Dinamarca no estableció la fecha límite de Diciembre de 2009. Fue el Plan de Acción de Bali de 2007 con el que el mundo decidió que el Cop15 de Copenhague fuera un punto de inflexión para poner al planeta en un camino más sostenible. Un total de 192 países firmaron este mandato y ahora no debemos dejar que este compromiso se escurra de nuestras manos. Ahora es el momento de actuar. Los líderes del planeta han prometido a sus ciudadanos una solución. Es el momento de estar a la altura de esta responsabilidad y generar una acuerdo climático global, ambicioso y creible.

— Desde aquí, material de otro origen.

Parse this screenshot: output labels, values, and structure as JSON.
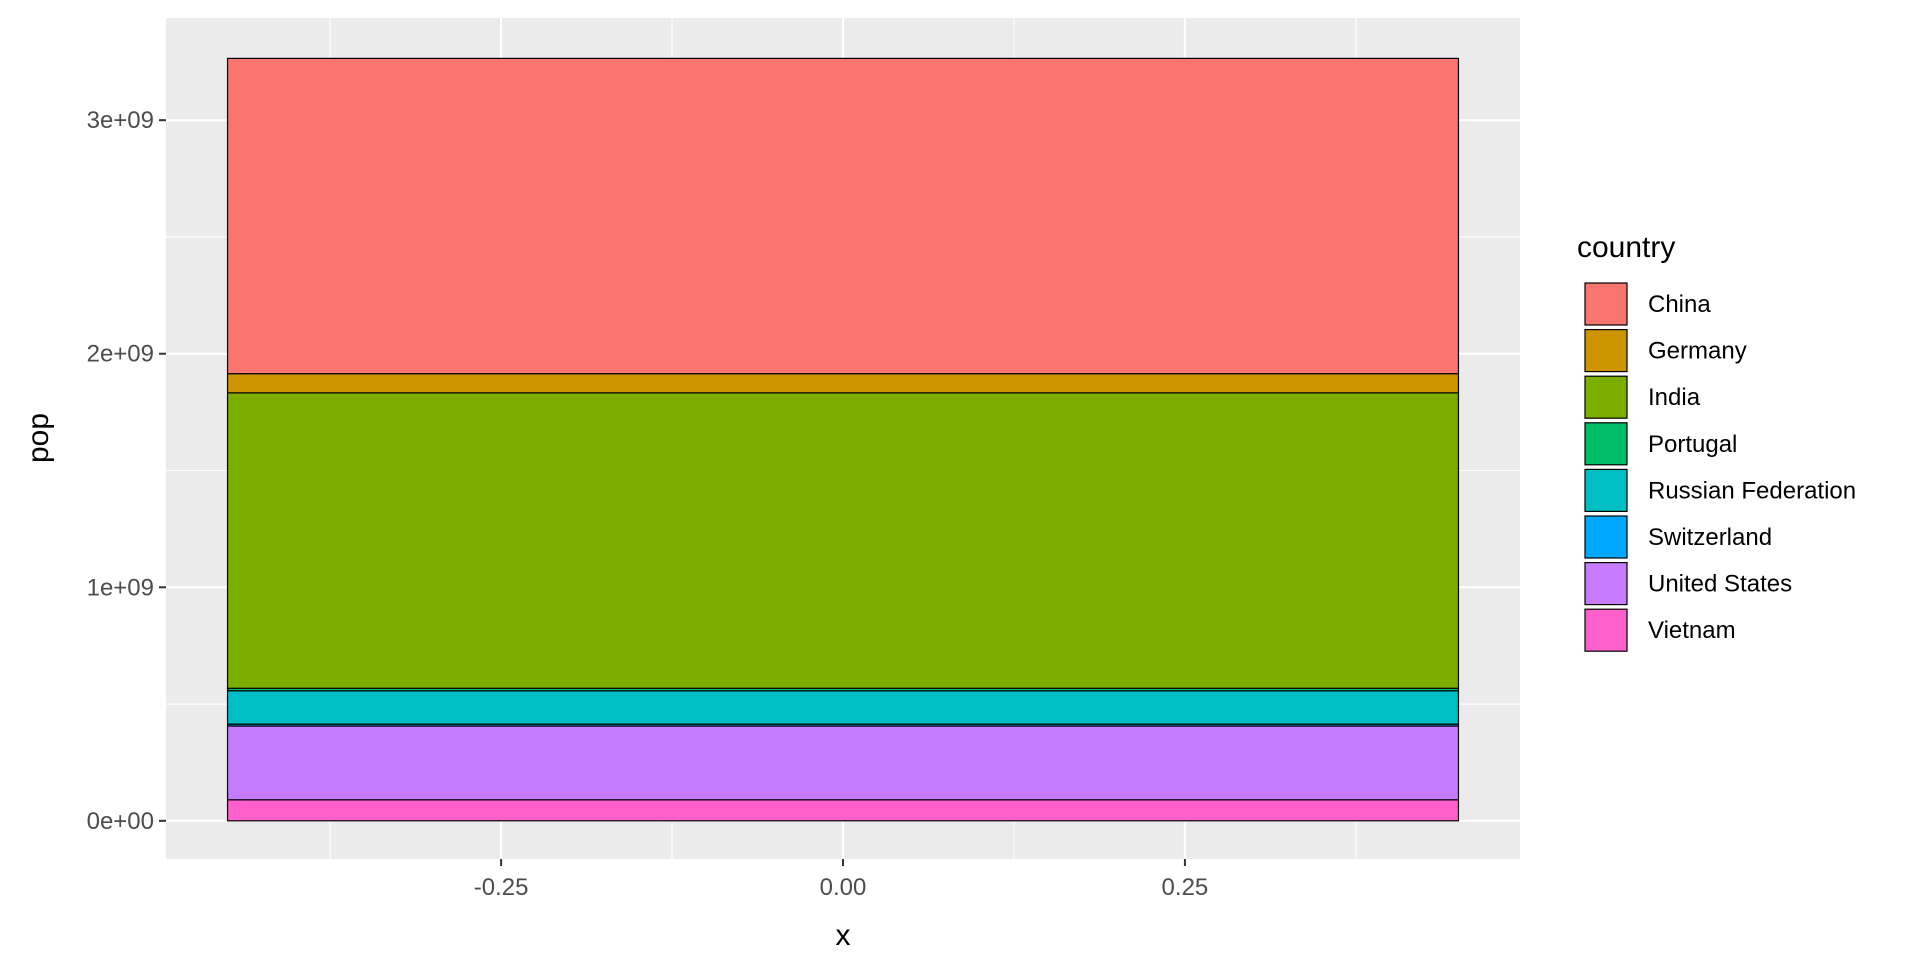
{
  "chart_data": {
    "type": "bar",
    "stacked": true,
    "xlabel": "x",
    "ylabel": "pop",
    "xlim": [
      -0.495,
      0.495
    ],
    "ylim": [
      -163500000,
      3437500000
    ],
    "x_ticks": [
      -0.25,
      0.0,
      0.25
    ],
    "x_tick_labels": [
      "-0.25",
      "0.00",
      "0.25"
    ],
    "x_minor_ticks": [
      -0.375,
      -0.125,
      0.125,
      0.375
    ],
    "y_ticks": [
      0,
      1000000000,
      2000000000,
      3000000000
    ],
    "y_tick_labels": [
      "0e+00",
      "1e+09",
      "2e+09",
      "3e+09"
    ],
    "y_minor_ticks": [
      500000000,
      1500000000,
      2500000000
    ],
    "bar_x_range": [
      -0.45,
      0.45
    ],
    "grid": true,
    "background": "#ebebeb",
    "legend": {
      "title": "country",
      "position": "right"
    },
    "series": [
      {
        "name": "China",
        "color": "#F8766D",
        "value": 1350000000
      },
      {
        "name": "Germany",
        "color": "#CD9600",
        "value": 82000000
      },
      {
        "name": "India",
        "color": "#7CAE00",
        "value": 1265000000
      },
      {
        "name": "Portugal",
        "color": "#00BE67",
        "value": 10500000
      },
      {
        "name": "Russian Federation",
        "color": "#00BFC4",
        "value": 143000000
      },
      {
        "name": "Switzerland",
        "color": "#00A9FF",
        "value": 8000000
      },
      {
        "name": "United States",
        "color": "#C77CFF",
        "value": 316000000
      },
      {
        "name": "Vietnam",
        "color": "#FF61CC",
        "value": 90000000
      }
    ]
  }
}
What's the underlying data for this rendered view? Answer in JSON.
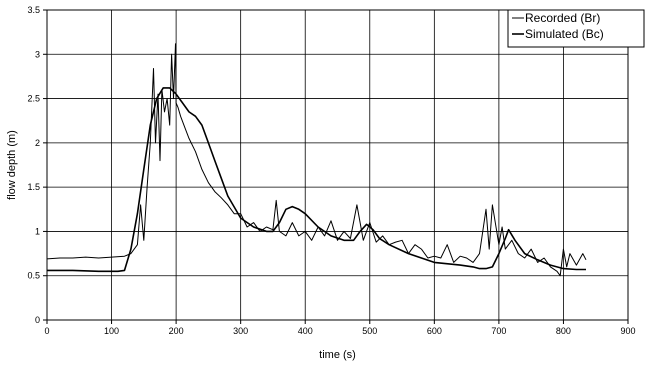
{
  "chart_data": {
    "type": "line",
    "title": "",
    "xlabel": "time (s)",
    "ylabel": "flow depth (m)",
    "xlim": [
      0,
      900
    ],
    "ylim": [
      0,
      3.5
    ],
    "x_ticks": [
      "0",
      "100",
      "200",
      "300",
      "400",
      "500",
      "600",
      "700",
      "800",
      "900"
    ],
    "y_ticks": [
      "0",
      "0.5",
      "1",
      "1.5",
      "2",
      "2.5",
      "3",
      "3.5"
    ],
    "grid": true,
    "legend_position": "top-right",
    "series": [
      {
        "name": "Recorded (Br)",
        "color": "#000000",
        "x": [
          0,
          20,
          40,
          60,
          80,
          100,
          120,
          130,
          140,
          145,
          150,
          155,
          160,
          165,
          168,
          172,
          175,
          178,
          182,
          186,
          190,
          193,
          196,
          199,
          200,
          203,
          207,
          212,
          220,
          230,
          240,
          250,
          260,
          270,
          280,
          290,
          300,
          310,
          320,
          330,
          340,
          350,
          355,
          360,
          370,
          380,
          390,
          400,
          410,
          420,
          430,
          440,
          450,
          460,
          470,
          480,
          490,
          500,
          510,
          520,
          530,
          540,
          550,
          560,
          570,
          580,
          590,
          600,
          610,
          620,
          630,
          640,
          650,
          660,
          670,
          680,
          685,
          690,
          700,
          705,
          710,
          720,
          730,
          740,
          750,
          760,
          770,
          780,
          790,
          795,
          800,
          805,
          810,
          820,
          830,
          835
        ],
        "values": [
          0.69,
          0.7,
          0.7,
          0.71,
          0.7,
          0.71,
          0.72,
          0.75,
          0.85,
          1.3,
          0.9,
          1.5,
          2.0,
          2.84,
          2.0,
          2.55,
          1.8,
          2.6,
          2.35,
          2.5,
          2.2,
          3.0,
          2.5,
          3.12,
          2.45,
          2.4,
          2.3,
          2.2,
          2.05,
          1.9,
          1.7,
          1.55,
          1.45,
          1.38,
          1.3,
          1.2,
          1.2,
          1.05,
          1.1,
          1.0,
          1.05,
          1.02,
          1.35,
          1.0,
          0.95,
          1.1,
          0.95,
          1.0,
          0.9,
          1.05,
          0.95,
          1.12,
          0.9,
          1.0,
          0.92,
          1.3,
          0.9,
          1.1,
          0.88,
          0.95,
          0.85,
          0.88,
          0.9,
          0.75,
          0.85,
          0.8,
          0.7,
          0.72,
          0.7,
          0.85,
          0.65,
          0.72,
          0.7,
          0.65,
          0.75,
          1.25,
          0.8,
          1.3,
          0.85,
          1.05,
          0.8,
          0.9,
          0.75,
          0.7,
          0.8,
          0.65,
          0.7,
          0.6,
          0.55,
          0.5,
          0.8,
          0.6,
          0.75,
          0.62,
          0.75,
          0.68
        ]
      },
      {
        "name": "Simulated (Bc)",
        "color": "#000000",
        "x": [
          0,
          40,
          80,
          110,
          120,
          130,
          140,
          150,
          160,
          170,
          180,
          190,
          200,
          210,
          220,
          230,
          240,
          250,
          260,
          270,
          280,
          300,
          320,
          340,
          350,
          360,
          370,
          380,
          390,
          400,
          420,
          440,
          460,
          475,
          485,
          495,
          505,
          515,
          530,
          560,
          600,
          640,
          660,
          670,
          680,
          690,
          700,
          710,
          715,
          725,
          740,
          760,
          780,
          800,
          820,
          835
        ],
        "values": [
          0.56,
          0.56,
          0.55,
          0.55,
          0.56,
          0.8,
          1.2,
          1.7,
          2.2,
          2.5,
          2.62,
          2.62,
          2.55,
          2.45,
          2.35,
          2.3,
          2.2,
          2.0,
          1.8,
          1.6,
          1.4,
          1.15,
          1.05,
          1.0,
          1.0,
          1.1,
          1.25,
          1.28,
          1.25,
          1.2,
          1.05,
          0.95,
          0.9,
          0.9,
          1.0,
          1.08,
          1.02,
          0.92,
          0.85,
          0.75,
          0.65,
          0.62,
          0.6,
          0.58,
          0.58,
          0.6,
          0.75,
          0.92,
          1.02,
          0.9,
          0.75,
          0.68,
          0.62,
          0.58,
          0.57,
          0.57
        ]
      }
    ]
  }
}
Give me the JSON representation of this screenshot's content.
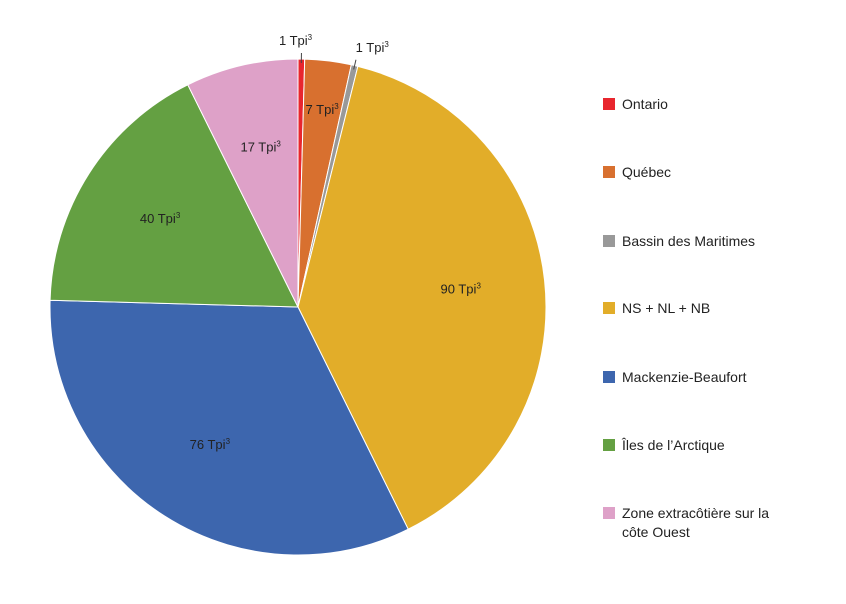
{
  "chart_data": {
    "type": "pie",
    "title": "",
    "unit": "Tpi³",
    "legend_position": "right",
    "slices": [
      {
        "name": "Ontario",
        "value": 1,
        "label": "1 Tpi",
        "color": "#e8262e"
      },
      {
        "name": "Québec",
        "value": 7,
        "label": "7 Tpi",
        "color": "#d8702f"
      },
      {
        "name": "Bassin des Maritimes",
        "value": 1,
        "label": "1 Tpi",
        "color": "#999999"
      },
      {
        "name": "NS + NL + NB",
        "value": 90,
        "label": "90 Tpi",
        "color": "#e2ad29"
      },
      {
        "name": "Mackenzie-Beaufort",
        "value": 76,
        "label": "76 Tpi",
        "color": "#3d66ae"
      },
      {
        "name": "Îles de l’Arctique",
        "value": 40,
        "label": "40 Tpi",
        "color": "#64a042"
      },
      {
        "name": "Zone extracôtière sur la côte Ouest",
        "value": 17,
        "label": "17 Tpi",
        "color": "#dea1c8"
      }
    ],
    "label_superscript": "3"
  }
}
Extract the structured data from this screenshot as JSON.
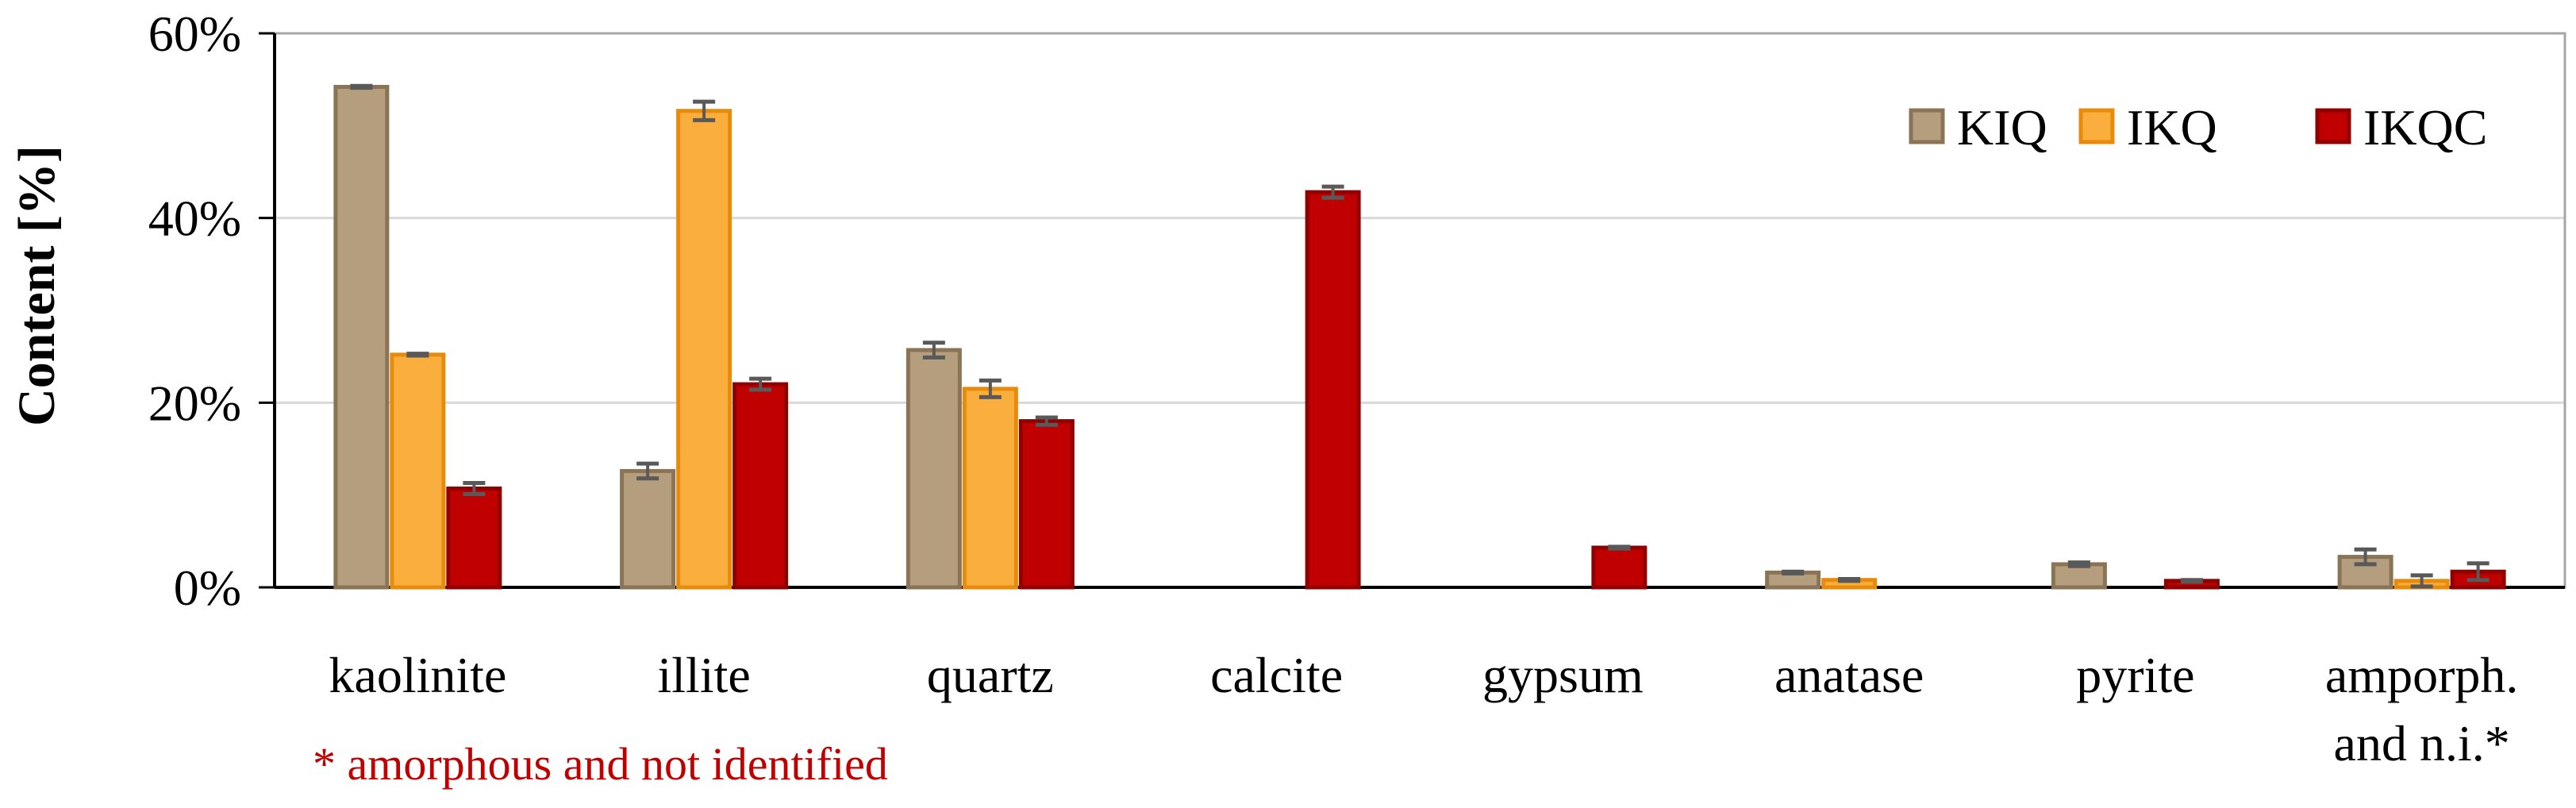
{
  "chart_data": {
    "type": "bar",
    "title": "",
    "xlabel": "",
    "ylabel": "Content [%]",
    "ylim": [
      0,
      60
    ],
    "yticks": [
      "0%",
      "20%",
      "40%",
      "60%"
    ],
    "grid": true,
    "legend_position": "top-right",
    "categories": [
      [
        "kaolinite"
      ],
      [
        "illite"
      ],
      [
        "quartz"
      ],
      [
        "calcite"
      ],
      [
        "gypsum"
      ],
      [
        "anatase"
      ],
      [
        "pyrite"
      ],
      [
        "amporph.",
        "and n.i.*"
      ]
    ],
    "series": [
      {
        "name": "KIQ",
        "fill": "#b59e7e",
        "stroke": "#8b7355",
        "values": [
          54.2,
          12.6,
          25.7,
          0,
          0,
          1.6,
          2.5,
          3.3
        ],
        "errors": [
          0.1,
          0.8,
          0.8,
          0,
          0,
          0.1,
          0.2,
          0.8
        ]
      },
      {
        "name": "IKQ",
        "fill": "#f9ae3e",
        "stroke": "#e88a0c",
        "values": [
          25.2,
          51.6,
          21.5,
          0,
          0,
          0.8,
          0,
          0.7
        ],
        "errors": [
          0.1,
          1.0,
          0.9,
          0,
          0,
          0.1,
          0,
          0.6
        ]
      },
      {
        "name": "IKQC",
        "fill": "#c00000",
        "stroke": "#900000",
        "values": [
          10.7,
          22.0,
          18.0,
          42.8,
          4.3,
          0,
          0.7,
          1.7
        ],
        "errors": [
          0.6,
          0.6,
          0.4,
          0.6,
          0.1,
          0,
          0.1,
          0.9
        ]
      }
    ],
    "footnote": "* amorphous and not identified"
  }
}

El contenido del acuerdo se alimenta básicamente de cuatro desafíos que requieren sus soluciones. Debería incluir objetivos de reducción de gases de efecto invernadero a medio y largo plazo para los países desarrollados. Además, tendría que poner a los países en desarrollo en un camino más limpio y verde hacia la prosperidad. Necesita concretar una asistencia para los países vulnerables, aquellos que serán golpeados primero, y lo serán duramente, por el calentamiento global.  Por último, el acuerdo debe concretar la manera de cómo compartir la tecnología y el conocimiento.

Estos son los cuatro interrogantes de Copenhague. Y debemos solucionarlos. No tenemos alternativa. Debemos ocuparnos del cambio climático y debemos hacerlo ahora. Esta cumbre es el límite. El tiempo se ha acabado. Hagamos nuestro trabajo.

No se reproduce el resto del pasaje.